Lovely video about a small spinning mill in Sweden. They spin high quality yarns from Swedish sheep wool.
I have gold in my stash! Superior quality Finn – best I’ve ever seen.
I think it’s the ewe on the left that presented me her fleece earlier this week:
She has soft, fine, and nicely crimped wool with almost no vegetable matter at all, and no felting whatsoever. There’s Finn and Åland sheep in the herd, the Ålands are horned, the Finns polled. You can see more photos on my old blog.
I was able to choose the fleece myself while it still was on the sheep, for which I’m very very grateful. Thank you Sari! I have started scouring the fleece, being careful not to wash out all of the lanolin as the fibers are so fine. The waxes and fat will protect them while I prepare and spin the fleece. The locks aren’t completely clean. I fear washing Finn fleece as it felts so easily.

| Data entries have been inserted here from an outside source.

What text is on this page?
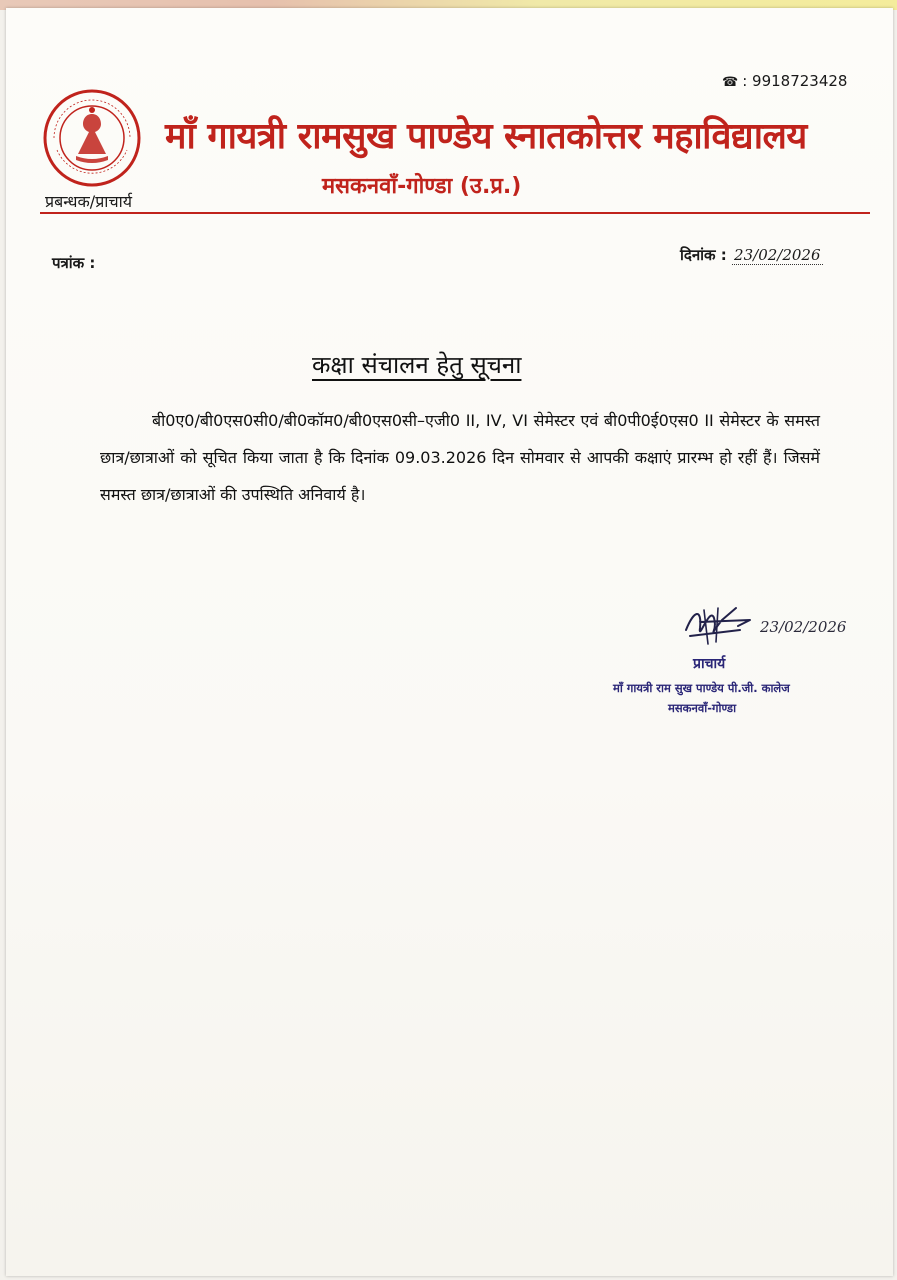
☎ : 9918723428
माँ गायत्री रामसुख पाण्डेय स्नातकोत्तर महाविद्यालय
मसकनवाँ-गोण्डा (उ.प्र.)
प्रबन्धक/प्राचार्य
पत्रांक :	दिनांक : 23/02/2026
कक्षा संचालन हेतु सूचना
बी0ए0/बी0एस0सी0/बी0कॉम0/बी0एस0सी–एजी0 II, IV, VI सेमेस्टर एवं बी0पी0ई0एस0 II सेमेस्टर के समस्त छात्र/छात्राओं को सूचित किया जाता है कि दिनांक 09.03.2026 दिन सोमवार से आपकी कक्षाएं प्रारम्भ हो रहीं हैं। जिसमें समस्त छात्र/छात्राओं की उपस्थिति अनिवार्य है।
23/02/2026
प्राचार्य
माँ गायत्री राम सुख पाण्डेय पी.जी. कालेज
मसकनवाँ-गोण्डा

It’s better to wash the yarn, and I’m sure this will be sparkling white when finished.
These sheep love their shepherdess. Look at the ewe in the photo below! She came as close to Sari as she could, closed her eyes and just stood there, leaning against her mistress who went on shearing without being disturbed at all, she only gave the ewe a short pat on her cheek to tell she’d noticed her. It was already dark, and the light was bad, but I think you can see how happy she was.